At the Astoria Safeway's grand opening last April, company officials announced it was the biggest Safeway store built in Oregon.

But the store came with a big gas station and a big parking lot, which all added up to what many perceive as a big traffic problem in the vicinity of 33rd Street and Lief Erickson Drive, which is also U.S. Highway 30.

The solution, according to a traffic study commissioned by the city of Astoria, is to install a traffic light there. But that probably won't happen before 2008, said Mike Spaeth, district manager for the Oregon Department of Transportation's District 1, which includes Astoria.

Before the store was built, Safeway officials submitted a traffic study to the Oregon Department of Transportation that concluded there would be no need for a traffic light there. ODOT went along with those findings. But city officials were skeptical.

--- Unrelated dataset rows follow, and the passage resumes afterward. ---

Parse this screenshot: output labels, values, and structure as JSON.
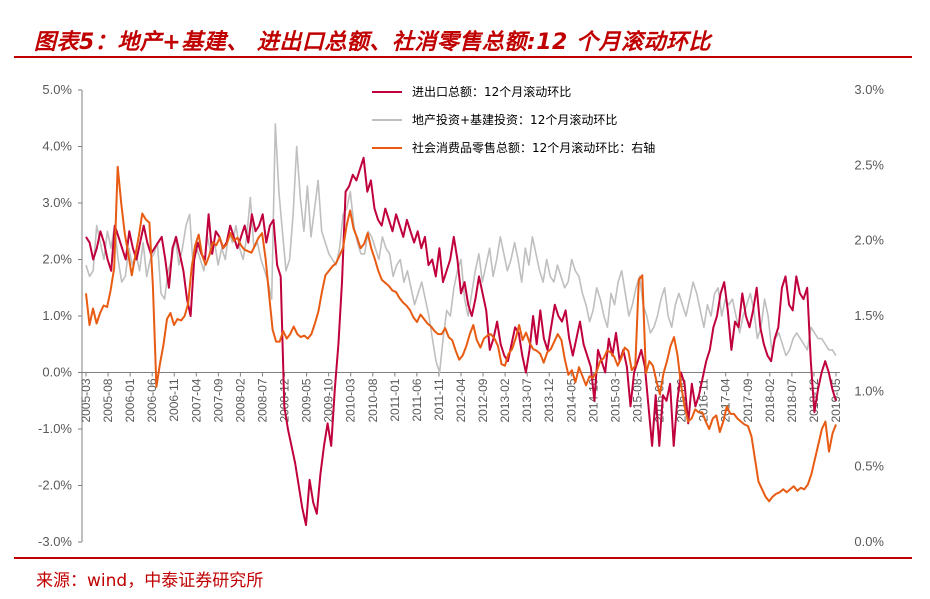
{
  "title": "图表5：地产+基建、 进出口总额、社消零售总额:12 个月滚动环比",
  "source": "来源：wind，中泰证券研究所",
  "colors": {
    "accent": "#c00000",
    "export_import": "#c0003c",
    "property_infra": "#bfbfbf",
    "retail": "#e85b12"
  },
  "chart_data": {
    "type": "line",
    "title": "",
    "xlabel": "",
    "ylabel": "",
    "ylim": [
      -3.0,
      5.0
    ],
    "y2lim": [
      0.0,
      3.0
    ],
    "left_ticks": [
      "5.0%",
      "4.0%",
      "3.0%",
      "2.0%",
      "1.0%",
      "0.0%",
      "-1.0%",
      "-2.0%",
      "-3.0%"
    ],
    "right_ticks": [
      "3.0%",
      "2.5%",
      "2.0%",
      "1.5%",
      "1.0%",
      "0.5%",
      "0.0%"
    ],
    "x_ticks": [
      "2005-03",
      "2005-08",
      "2006-01",
      "2006-06",
      "2006-11",
      "2007-04",
      "2007-09",
      "2008-02",
      "2008-07",
      "2008-12",
      "2009-05",
      "2009-10",
      "2010-03",
      "2010-08",
      "2011-01",
      "2011-06",
      "2011-11",
      "2012-04",
      "2012-09",
      "2013-02",
      "2013-07",
      "2013-12",
      "2014-05",
      "2014-10",
      "2015-03",
      "2015-08",
      "2016-01",
      "2016-06",
      "2016-11",
      "2017-04",
      "2017-09",
      "2018-02",
      "2018-07",
      "2018-12",
      "2019-05"
    ],
    "legend_position": "top-center",
    "grid": false,
    "series": [
      {
        "name": "进出口总额：12个月滚动环比",
        "axis": "left",
        "values": [
          2.4,
          2.3,
          2.0,
          2.2,
          2.5,
          2.3,
          2.0,
          1.8,
          2.6,
          2.4,
          2.2,
          2.0,
          2.5,
          2.2,
          2.0,
          2.3,
          2.6,
          2.3,
          2.1,
          2.2,
          2.3,
          2.4,
          2.0,
          1.5,
          2.2,
          2.4,
          2.1,
          1.8,
          1.3,
          1.0,
          2.0,
          2.3,
          2.1,
          2.0,
          2.8,
          2.1,
          2.5,
          2.4,
          2.2,
          2.3,
          2.6,
          2.4,
          2.2,
          2.4,
          2.6,
          2.3,
          2.8,
          2.5,
          2.6,
          2.8,
          2.3,
          2.6,
          2.7,
          1.9,
          1.7,
          -0.6,
          -1.0,
          -1.3,
          -1.6,
          -2.0,
          -2.4,
          -2.7,
          -1.9,
          -2.3,
          -2.5,
          -1.8,
          -1.3,
          -0.9,
          -1.3,
          -0.3,
          0.5,
          1.6,
          3.2,
          3.3,
          3.5,
          3.4,
          3.6,
          3.8,
          3.2,
          3.4,
          2.9,
          2.7,
          2.6,
          2.9,
          2.7,
          2.5,
          2.8,
          2.6,
          2.4,
          2.7,
          2.5,
          2.3,
          2.5,
          2.2,
          2.4,
          1.9,
          2.0,
          1.7,
          2.2,
          1.6,
          1.8,
          2.0,
          2.4,
          2.0,
          1.4,
          1.6,
          1.2,
          1.0,
          1.3,
          1.7,
          1.4,
          1.1,
          0.4,
          0.6,
          0.9,
          0.5,
          0.3,
          0.2,
          0.5,
          0.8,
          0.7,
          0.3,
          0.0,
          0.4,
          1.0,
          0.5,
          1.1,
          0.6,
          0.4,
          0.8,
          1.2,
          1.0,
          0.9,
          1.1,
          0.6,
          0.3,
          0.6,
          0.9,
          0.5,
          0.3,
          0.1,
          -0.5,
          0.4,
          0.2,
          0.0,
          0.6,
          0.3,
          0.7,
          0.2,
          0.4,
          0.1,
          -0.6,
          0.0,
          0.2,
          0.4,
          0.1,
          -0.6,
          -1.3,
          -0.4,
          -1.3,
          -0.4,
          -0.5,
          -0.2,
          -1.3,
          -0.5,
          0.0,
          -0.2,
          -0.9,
          -0.2,
          -0.6,
          -0.4,
          -0.1,
          0.2,
          0.4,
          0.8,
          1.0,
          1.4,
          1.6,
          1.1,
          0.4,
          0.9,
          0.8,
          1.4,
          1.0,
          0.8,
          1.1,
          1.5,
          0.8,
          0.5,
          0.3,
          0.2,
          0.6,
          0.8,
          1.5,
          1.7,
          1.2,
          1.1,
          1.7,
          1.4,
          1.3,
          1.5,
          0.2,
          -0.7,
          -0.3,
          0.0,
          0.2,
          0.0,
          -0.3,
          -0.5
        ],
        "color": "#c0003c"
      },
      {
        "name": "地产投资+基建投资：12个月滚动环比",
        "axis": "left",
        "values": [
          1.9,
          1.7,
          1.8,
          2.6,
          2.3,
          2.0,
          2.5,
          2.2,
          2.6,
          2.0,
          1.6,
          1.7,
          2.2,
          1.9,
          2.1,
          1.8,
          2.3,
          1.7,
          2.0,
          2.1,
          2.3,
          1.4,
          1.3,
          1.8,
          2.0,
          2.4,
          1.9,
          2.2,
          2.6,
          2.8,
          1.9,
          2.2,
          2.0,
          1.8,
          2.4,
          2.1,
          2.3,
          1.9,
          2.2,
          2.0,
          2.5,
          2.3,
          2.6,
          2.2,
          2.0,
          2.4,
          3.1,
          2.2,
          2.3,
          2.0,
          1.8,
          1.6,
          1.3,
          4.4,
          3.2,
          2.5,
          1.8,
          2.0,
          2.8,
          4.0,
          3.1,
          2.5,
          3.3,
          2.4,
          2.9,
          3.4,
          2.5,
          2.3,
          2.1,
          2.0,
          1.9,
          2.2,
          2.8,
          2.9,
          3.2,
          2.6,
          2.3,
          2.1,
          2.1,
          2.5,
          2.4,
          2.2,
          2.0,
          2.4,
          2.2,
          2.1,
          1.7,
          1.9,
          2.0,
          1.6,
          1.8,
          1.5,
          1.2,
          1.4,
          1.6,
          1.3,
          1.0,
          0.6,
          0.2,
          0.0,
          0.6,
          1.1,
          1.0,
          1.5,
          1.8,
          2.0,
          1.3,
          1.0,
          1.4,
          1.8,
          2.1,
          1.6,
          1.9,
          2.2,
          1.7,
          2.0,
          2.4,
          2.1,
          1.8,
          2.0,
          2.3,
          2.0,
          1.6,
          2.2,
          1.9,
          2.4,
          2.1,
          1.8,
          1.6,
          2.0,
          1.7,
          1.6,
          1.9,
          1.7,
          1.5,
          1.6,
          2.0,
          1.8,
          1.7,
          1.4,
          1.2,
          0.9,
          1.1,
          1.5,
          1.3,
          1.0,
          0.8,
          1.4,
          1.2,
          1.6,
          1.8,
          1.4,
          1.0,
          1.2,
          1.5,
          1.7,
          1.2,
          1.0,
          0.7,
          0.8,
          1.0,
          1.3,
          1.5,
          1.0,
          0.8,
          1.2,
          1.4,
          1.2,
          1.0,
          1.3,
          1.6,
          1.4,
          1.1,
          0.8,
          1.2,
          1.0,
          1.4,
          1.5,
          1.0,
          1.3,
          1.2,
          1.3,
          1.0,
          0.7,
          1.0,
          1.2,
          1.4,
          1.1,
          0.6,
          0.8,
          1.3,
          1.0,
          0.4,
          0.6,
          0.7,
          0.5,
          0.3,
          0.4,
          0.6,
          0.7,
          0.6,
          0.5,
          0.4,
          0.8,
          0.7,
          0.6,
          0.6,
          0.5,
          0.4,
          0.4,
          0.3
        ],
        "color": "#bfbfbf"
      },
      {
        "name": "社会消费品零售总额：12个月滚动环比：右轴",
        "axis": "right",
        "values": [
          1.65,
          1.44,
          1.55,
          1.45,
          1.52,
          1.57,
          1.56,
          1.67,
          1.82,
          2.49,
          2.25,
          2.05,
          1.91,
          1.77,
          1.9,
          2.03,
          2.18,
          2.14,
          2.12,
          1.7,
          1.03,
          1.18,
          1.31,
          1.48,
          1.52,
          1.44,
          1.48,
          1.47,
          1.5,
          1.58,
          1.82,
          1.97,
          2.04,
          1.9,
          1.84,
          1.9,
          1.99,
          1.97,
          2.02,
          1.95,
          1.98,
          2.05,
          2.0,
          2.02,
          1.97,
          1.94,
          1.93,
          1.92,
          1.97,
          2.02,
          2.05,
          1.88,
          1.64,
          1.41,
          1.33,
          1.33,
          1.4,
          1.35,
          1.38,
          1.43,
          1.38,
          1.36,
          1.37,
          1.35,
          1.38,
          1.45,
          1.53,
          1.66,
          1.77,
          1.8,
          1.83,
          1.85,
          1.9,
          1.95,
          2.1,
          2.2,
          2.08,
          2.02,
          1.95,
          1.98,
          2.05,
          1.95,
          1.88,
          1.8,
          1.74,
          1.72,
          1.7,
          1.67,
          1.66,
          1.62,
          1.59,
          1.57,
          1.54,
          1.49,
          1.46,
          1.51,
          1.48,
          1.45,
          1.43,
          1.4,
          1.38,
          1.38,
          1.42,
          1.36,
          1.34,
          1.27,
          1.21,
          1.24,
          1.3,
          1.38,
          1.44,
          1.34,
          1.29,
          1.35,
          1.37,
          1.38,
          1.35,
          1.3,
          1.18,
          1.17,
          1.25,
          1.28,
          1.35,
          1.44,
          1.34,
          1.39,
          1.32,
          1.28,
          1.27,
          1.25,
          1.19,
          1.26,
          1.28,
          1.33,
          1.38,
          1.34,
          1.21,
          1.11,
          1.14,
          1.06,
          1.16,
          1.1,
          1.04,
          1.1,
          1.09,
          1.13,
          1.2,
          1.22,
          1.27,
          1.26,
          1.23,
          1.17,
          1.22,
          1.29,
          1.27,
          1.14,
          1.17,
          1.74,
          1.77,
          1.12,
          1.2,
          1.17,
          1.07,
          0.98,
          1.12,
          1.2,
          1.3,
          1.36,
          1.24,
          1.04,
          0.9,
          0.8,
          0.82,
          0.88,
          0.86,
          0.86,
          0.8,
          0.75,
          0.82,
          0.84,
          0.73,
          0.8,
          0.9,
          0.85,
          0.85,
          0.82,
          0.8,
          0.78,
          0.77,
          0.7,
          0.55,
          0.4,
          0.35,
          0.3,
          0.27,
          0.3,
          0.32,
          0.33,
          0.35,
          0.33,
          0.35,
          0.37,
          0.34,
          0.36,
          0.35,
          0.38,
          0.45,
          0.55,
          0.65,
          0.75,
          0.8,
          0.6,
          0.72,
          0.78
        ],
        "color": "#e85b12"
      }
    ]
  }
}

The city commissioned another study, which determined the increased traffic that would be generated by the new store would warrant a traffic light.

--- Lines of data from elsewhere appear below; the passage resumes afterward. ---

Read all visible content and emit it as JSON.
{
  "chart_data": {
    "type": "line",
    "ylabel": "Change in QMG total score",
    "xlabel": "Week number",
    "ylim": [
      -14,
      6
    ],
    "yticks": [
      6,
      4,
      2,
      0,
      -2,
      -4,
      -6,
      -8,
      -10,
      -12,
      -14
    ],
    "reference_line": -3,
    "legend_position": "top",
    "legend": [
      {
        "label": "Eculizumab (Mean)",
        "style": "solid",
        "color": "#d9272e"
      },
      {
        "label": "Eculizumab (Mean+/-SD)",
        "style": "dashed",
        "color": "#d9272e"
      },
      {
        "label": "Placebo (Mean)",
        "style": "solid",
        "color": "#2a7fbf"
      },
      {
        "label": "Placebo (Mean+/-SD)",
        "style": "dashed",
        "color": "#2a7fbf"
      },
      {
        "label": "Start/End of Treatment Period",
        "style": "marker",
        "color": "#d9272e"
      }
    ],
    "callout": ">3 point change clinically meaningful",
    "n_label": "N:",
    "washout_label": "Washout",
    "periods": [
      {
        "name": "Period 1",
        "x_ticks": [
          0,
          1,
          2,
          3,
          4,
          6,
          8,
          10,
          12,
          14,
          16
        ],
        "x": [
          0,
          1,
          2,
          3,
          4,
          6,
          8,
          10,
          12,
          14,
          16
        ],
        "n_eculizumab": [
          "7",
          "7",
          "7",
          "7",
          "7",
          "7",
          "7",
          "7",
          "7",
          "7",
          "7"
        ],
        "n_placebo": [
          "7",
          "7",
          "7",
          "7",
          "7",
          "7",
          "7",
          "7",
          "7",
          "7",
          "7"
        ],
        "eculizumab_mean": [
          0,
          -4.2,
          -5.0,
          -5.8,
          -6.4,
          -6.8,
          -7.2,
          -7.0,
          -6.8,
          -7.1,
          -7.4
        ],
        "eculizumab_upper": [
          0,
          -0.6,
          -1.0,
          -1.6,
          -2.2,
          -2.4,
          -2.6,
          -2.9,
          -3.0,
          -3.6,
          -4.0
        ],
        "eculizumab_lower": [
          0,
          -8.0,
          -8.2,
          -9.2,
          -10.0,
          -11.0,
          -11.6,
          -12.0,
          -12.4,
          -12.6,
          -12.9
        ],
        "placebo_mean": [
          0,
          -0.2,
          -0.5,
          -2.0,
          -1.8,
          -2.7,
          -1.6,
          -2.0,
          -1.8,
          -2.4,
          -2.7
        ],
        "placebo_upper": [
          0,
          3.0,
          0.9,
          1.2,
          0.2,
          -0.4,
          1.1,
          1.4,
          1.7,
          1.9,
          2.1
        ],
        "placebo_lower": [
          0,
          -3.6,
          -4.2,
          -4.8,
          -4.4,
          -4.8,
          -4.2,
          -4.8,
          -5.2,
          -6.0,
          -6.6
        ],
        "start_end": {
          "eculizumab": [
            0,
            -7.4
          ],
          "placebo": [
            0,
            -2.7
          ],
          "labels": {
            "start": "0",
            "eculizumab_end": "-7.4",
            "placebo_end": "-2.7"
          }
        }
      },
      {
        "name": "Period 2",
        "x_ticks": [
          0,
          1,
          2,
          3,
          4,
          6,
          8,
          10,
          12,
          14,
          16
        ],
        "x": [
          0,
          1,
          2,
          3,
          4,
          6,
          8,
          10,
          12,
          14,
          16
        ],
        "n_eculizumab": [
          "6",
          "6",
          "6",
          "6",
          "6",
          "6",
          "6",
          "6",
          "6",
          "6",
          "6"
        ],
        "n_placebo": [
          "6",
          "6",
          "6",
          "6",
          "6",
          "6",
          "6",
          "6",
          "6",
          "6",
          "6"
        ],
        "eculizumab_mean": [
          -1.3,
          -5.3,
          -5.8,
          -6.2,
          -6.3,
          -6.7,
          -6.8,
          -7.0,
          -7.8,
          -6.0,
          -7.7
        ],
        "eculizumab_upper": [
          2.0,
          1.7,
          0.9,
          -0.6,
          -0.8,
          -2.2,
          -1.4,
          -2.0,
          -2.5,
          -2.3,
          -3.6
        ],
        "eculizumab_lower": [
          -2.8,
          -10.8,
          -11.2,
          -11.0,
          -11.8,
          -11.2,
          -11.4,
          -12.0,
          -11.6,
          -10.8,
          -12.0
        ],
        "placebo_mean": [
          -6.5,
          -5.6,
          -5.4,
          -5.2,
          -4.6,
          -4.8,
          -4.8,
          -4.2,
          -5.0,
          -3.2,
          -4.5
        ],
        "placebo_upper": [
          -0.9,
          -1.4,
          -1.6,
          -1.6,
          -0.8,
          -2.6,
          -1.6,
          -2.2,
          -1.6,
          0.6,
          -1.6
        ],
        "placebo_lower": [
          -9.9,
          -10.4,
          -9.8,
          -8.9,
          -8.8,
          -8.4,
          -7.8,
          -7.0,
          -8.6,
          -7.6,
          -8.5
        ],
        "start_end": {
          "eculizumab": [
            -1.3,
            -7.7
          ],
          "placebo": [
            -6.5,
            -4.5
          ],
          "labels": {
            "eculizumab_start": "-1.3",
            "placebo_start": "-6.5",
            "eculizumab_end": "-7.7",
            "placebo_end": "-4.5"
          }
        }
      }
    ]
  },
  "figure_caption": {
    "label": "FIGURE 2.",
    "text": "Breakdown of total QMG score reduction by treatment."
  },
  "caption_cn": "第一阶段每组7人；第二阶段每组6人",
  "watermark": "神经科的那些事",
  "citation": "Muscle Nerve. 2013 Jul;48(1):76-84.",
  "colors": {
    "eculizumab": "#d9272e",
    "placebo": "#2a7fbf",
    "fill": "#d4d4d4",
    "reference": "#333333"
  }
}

In October 2003, ODOT's engineering department, which has nothing to do with funding, responded to the updated traffic study and acknowledged a light was needed, said Mitch Mitchum, Astoria's public works director.

At that point, Safeway agreed to pitch in $60,000 and Astoria put aside $50,000 for its share of the signal's cost, estimated at about $205,000. But now, almost a year later, Spaeth still hasn't been able to find money in ODOT's budget to pay the agency's $90,000 share.

Spaeth said ODOT never had the funding in hand. "We shared with the city it would be awhile if they were depending on ODOT," Spaeth said. "If they were anxious to have it done this year, I told them Safeway and the city would have to fund it themselves," he said.

Spaeth put the traffic light project in the Statewide Transportation Improvement Program, but he said even if the Transportation Commission approves it this fall, it would be 2008 before it could be built.

So Spaeth has been working hard to find other funding sources, including special funding from ODOT's traffic section in Salem. "I'm trying to compete for that. If I'm successful it could be built in 2006," Spaeth said. "I'm looking for anything I can compete for," he added.

In the meantime, the city of Astoria has designed the project and had it approved by ODOT technicians. "We've done everything we can possibly do in anticipation," Mitchum said. "But we don't have money (to pay ODOT's share) and since it's a state highway, ODOT has to be involved."